HARNAS.CO.ID – Aksi pencurian kendaraan bermotor (curanmor) melibatkan tukang jahit keliling terungkap di kawasan Pancoran, Jakarta Selatan (Jaksel). Hal ini diketahui setelah polisi menangkap dua dari tiga pelaku pencurian sepeda motor di salah satu sekolah yang berada di kawasan itu.
“Dua pelaku yang ditangkap inisialnya AD dan M, mereka tukang jahit, ada yang keliling, ada yang menetap,” kata Kapolsek Pancoran Kompol Mansur di Jakarta, Selasa (26/5/2026).
Menurut Mansur, penangkapan terhadap kedua tukang jahit itu bermula saat warga melihat aktivitas mencurigakan tiga orang pria di depan SMA Fatahillah, Jalan Warung Buncit Raya, Jaksel, Minggu (17/5/2026). Warga lalu melaporkan hal itu ke personel Polsek Pancoran yang tengah patroli.
Setelah polisi meluncur ke lokasi, ketiga pelaku rupanya baru saja mencuri sepeda motor yang sebelumnya terparkir di area sekolah. Informasi diperoleh, sepeda motor itu tengah diparkir oleh pemiliknya yang sedang menunaikan shalat magrib.
Personel Polsek Pancoran bersama beberapa warga langsung sigap mencegah pelaku melarikan diri. Meski begitu, para pelaku tidak menyerah, mereka berupaya kabur.
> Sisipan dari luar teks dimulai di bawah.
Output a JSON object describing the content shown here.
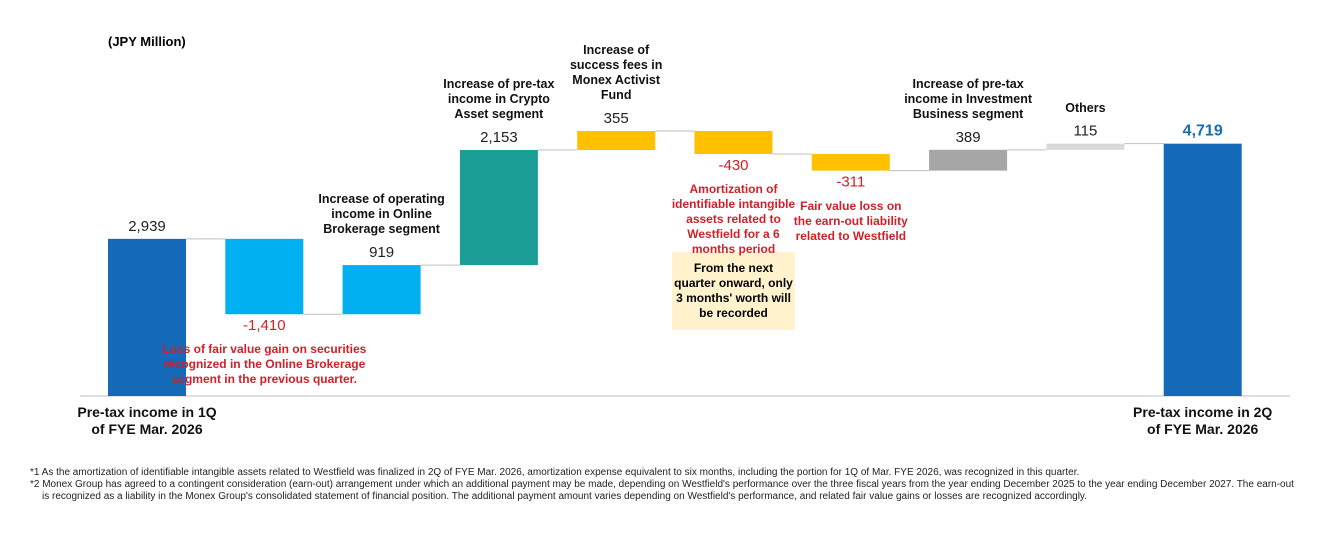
{
  "chart_data": {
    "type": "waterfall",
    "unit_label": "(JPY Million)",
    "categories": [
      "Pre-tax income in 1Q of FYE Mar. 2026",
      "Loss of fair value gain on securities recognized in the Online Brokerage segment in the previous quarter.",
      "Increase of operating income in Online Brokerage segment",
      "Increase of pre-tax income  in Crypto Asset segment",
      "Increase of success fees in Monex Activist Fund",
      "Amortization of identifiable intangible assets related to Westfield for a 6 months period",
      "Fair value loss on the earn-out liability related to Westfield",
      "Increase of pre-tax income in Investment Business segment",
      "Others",
      "Pre-tax income in 2Q of FYE Mar. 2026"
    ],
    "measure": [
      "absolute",
      "relative",
      "relative",
      "relative",
      "relative",
      "relative",
      "relative",
      "relative",
      "relative",
      "total"
    ],
    "values": [
      2939,
      -1410,
      919,
      2153,
      355,
      -430,
      -311,
      389,
      115,
      4719
    ],
    "value_labels": [
      "2,939",
      "-1,410",
      "919",
      "2,153",
      "355",
      "-430",
      "-311",
      "389",
      "115",
      "4,719"
    ],
    "colors": [
      "#1469b8",
      "#00b0f0",
      "#00b0f0",
      "#1b9e96",
      "#ffc000",
      "#ffc000",
      "#ffc000",
      "#a6a6a6",
      "#d9d9d9",
      "#1469b8"
    ],
    "value_label_colors": [
      "#222222",
      "#d0202a",
      "#222222",
      "#222222",
      "#222222",
      "#d0202a",
      "#d0202a",
      "#222222",
      "#222222",
      "#1a6bb0"
    ],
    "note": "From the next quarter onward, only 3 months' worth will be recorded",
    "footnotes": [
      "*1  As the amortization of identifiable intangible assets related to Westfield was finalized in 2Q of FYE Mar. 2026, amortization expense equivalent to six months, including the portion for 1Q of  Mar. FYE 2026, was recognized in this quarter.",
      "*2  Monex Group has agreed to a contingent consideration (earn-out) arrangement under which an additional payment may be made, depending on Westfield's performance over the three fiscal years from the year ending December 2025 to the year ending December 2027. The earn-out is recognized as a liability in the Monex Group's consolidated statement of financial position. The additional payment amount varies depending on Westfield's performance, and related fair value gains or losses are recognized accordingly."
    ]
  }
}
Tampak pula pelaku mengacungkan senjata tajam (sajam) untuk menakut-nakuti polisi dan warga.
“Alhamdulillah dua orang bisa kami amankan, yang satu orang melarikan diri,” kata Mansur.
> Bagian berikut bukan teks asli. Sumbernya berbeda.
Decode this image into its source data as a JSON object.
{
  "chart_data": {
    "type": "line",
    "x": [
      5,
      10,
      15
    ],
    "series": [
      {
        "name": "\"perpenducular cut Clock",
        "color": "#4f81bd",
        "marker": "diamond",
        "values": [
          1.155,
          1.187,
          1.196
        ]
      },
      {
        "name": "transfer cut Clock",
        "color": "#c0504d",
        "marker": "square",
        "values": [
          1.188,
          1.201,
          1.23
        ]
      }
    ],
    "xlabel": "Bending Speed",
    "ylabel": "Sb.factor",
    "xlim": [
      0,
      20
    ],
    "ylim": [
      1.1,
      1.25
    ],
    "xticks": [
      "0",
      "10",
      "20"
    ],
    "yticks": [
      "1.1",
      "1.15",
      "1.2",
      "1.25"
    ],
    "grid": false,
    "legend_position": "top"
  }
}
Pelaku berinisial AD dan M lalu digelandang ke Polsek Pancoran berikut barang bukti curian sepeda motor Honda Vario dan sajam.
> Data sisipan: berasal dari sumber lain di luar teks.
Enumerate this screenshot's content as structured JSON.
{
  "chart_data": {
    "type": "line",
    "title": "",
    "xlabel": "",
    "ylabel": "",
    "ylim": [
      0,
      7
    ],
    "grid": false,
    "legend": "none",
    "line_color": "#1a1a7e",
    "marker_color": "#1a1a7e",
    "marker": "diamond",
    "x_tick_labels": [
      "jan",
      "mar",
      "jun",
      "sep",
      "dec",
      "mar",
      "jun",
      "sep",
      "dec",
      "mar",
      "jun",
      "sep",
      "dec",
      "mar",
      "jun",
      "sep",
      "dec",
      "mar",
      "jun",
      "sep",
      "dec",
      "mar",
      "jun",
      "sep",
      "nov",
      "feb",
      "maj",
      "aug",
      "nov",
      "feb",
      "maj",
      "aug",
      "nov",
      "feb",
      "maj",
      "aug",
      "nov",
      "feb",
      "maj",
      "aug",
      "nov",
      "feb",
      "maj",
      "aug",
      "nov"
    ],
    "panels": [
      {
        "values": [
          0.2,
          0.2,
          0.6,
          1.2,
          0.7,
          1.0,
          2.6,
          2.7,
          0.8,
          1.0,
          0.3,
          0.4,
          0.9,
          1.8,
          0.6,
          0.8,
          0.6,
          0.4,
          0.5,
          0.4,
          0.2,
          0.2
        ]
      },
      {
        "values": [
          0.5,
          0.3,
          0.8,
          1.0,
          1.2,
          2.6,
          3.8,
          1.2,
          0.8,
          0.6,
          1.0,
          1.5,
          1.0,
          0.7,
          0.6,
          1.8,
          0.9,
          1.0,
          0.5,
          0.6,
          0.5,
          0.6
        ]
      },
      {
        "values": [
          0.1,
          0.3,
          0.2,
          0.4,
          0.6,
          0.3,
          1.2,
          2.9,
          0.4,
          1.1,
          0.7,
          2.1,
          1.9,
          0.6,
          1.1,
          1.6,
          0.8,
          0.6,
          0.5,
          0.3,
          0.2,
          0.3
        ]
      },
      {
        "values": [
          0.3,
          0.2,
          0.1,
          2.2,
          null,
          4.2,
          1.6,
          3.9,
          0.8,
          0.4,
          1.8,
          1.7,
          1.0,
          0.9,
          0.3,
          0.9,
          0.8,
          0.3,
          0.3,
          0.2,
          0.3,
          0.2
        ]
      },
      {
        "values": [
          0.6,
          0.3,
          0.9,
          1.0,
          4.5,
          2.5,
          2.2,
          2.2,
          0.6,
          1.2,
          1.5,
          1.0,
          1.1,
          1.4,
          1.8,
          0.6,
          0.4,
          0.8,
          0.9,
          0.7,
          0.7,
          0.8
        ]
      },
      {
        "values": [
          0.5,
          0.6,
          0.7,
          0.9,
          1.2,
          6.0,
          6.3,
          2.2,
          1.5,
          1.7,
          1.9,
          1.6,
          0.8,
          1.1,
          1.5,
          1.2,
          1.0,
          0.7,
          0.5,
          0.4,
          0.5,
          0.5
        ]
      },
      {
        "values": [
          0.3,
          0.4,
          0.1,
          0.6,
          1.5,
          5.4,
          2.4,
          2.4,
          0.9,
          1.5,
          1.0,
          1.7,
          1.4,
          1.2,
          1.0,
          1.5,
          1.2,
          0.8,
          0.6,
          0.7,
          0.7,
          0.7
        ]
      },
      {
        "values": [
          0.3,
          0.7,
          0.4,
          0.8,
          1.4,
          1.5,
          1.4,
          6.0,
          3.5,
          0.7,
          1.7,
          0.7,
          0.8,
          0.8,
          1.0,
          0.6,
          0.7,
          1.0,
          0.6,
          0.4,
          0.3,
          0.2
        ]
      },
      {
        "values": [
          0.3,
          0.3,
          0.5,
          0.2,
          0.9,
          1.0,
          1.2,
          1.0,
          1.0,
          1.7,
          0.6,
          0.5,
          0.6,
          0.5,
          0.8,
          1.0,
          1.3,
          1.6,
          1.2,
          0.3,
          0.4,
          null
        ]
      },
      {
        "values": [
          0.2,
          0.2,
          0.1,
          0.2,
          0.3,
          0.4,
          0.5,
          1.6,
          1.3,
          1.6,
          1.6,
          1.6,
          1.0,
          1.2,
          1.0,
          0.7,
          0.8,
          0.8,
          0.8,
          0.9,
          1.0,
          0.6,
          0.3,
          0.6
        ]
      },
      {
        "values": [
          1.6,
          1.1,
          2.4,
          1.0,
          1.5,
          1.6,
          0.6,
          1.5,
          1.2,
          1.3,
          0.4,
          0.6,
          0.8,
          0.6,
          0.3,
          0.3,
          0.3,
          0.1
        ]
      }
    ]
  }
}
Saat diinterogasi polisi, AD dan M mengaku baru melakukan aksi curanmor tersebut untuk kali pertama. Kedua pelaku beralasan melakukan curanmor diajak rekannya yang berhasil melarikan diri.
“Kebetulan mereka adalah warga dari Cianjur dan menurut pengakuan mereka akan pulang ke kampung terus diajak oleh temannya atau pelaku yang melarikan diri ini untuk ngambil kendaraan,” ucap Mansur.
Selain itu, ujar Mansur, kedua pelaku nekat melakoni kejahatan tersebut lantaran terdesak faktor kebutuhan ekonomi.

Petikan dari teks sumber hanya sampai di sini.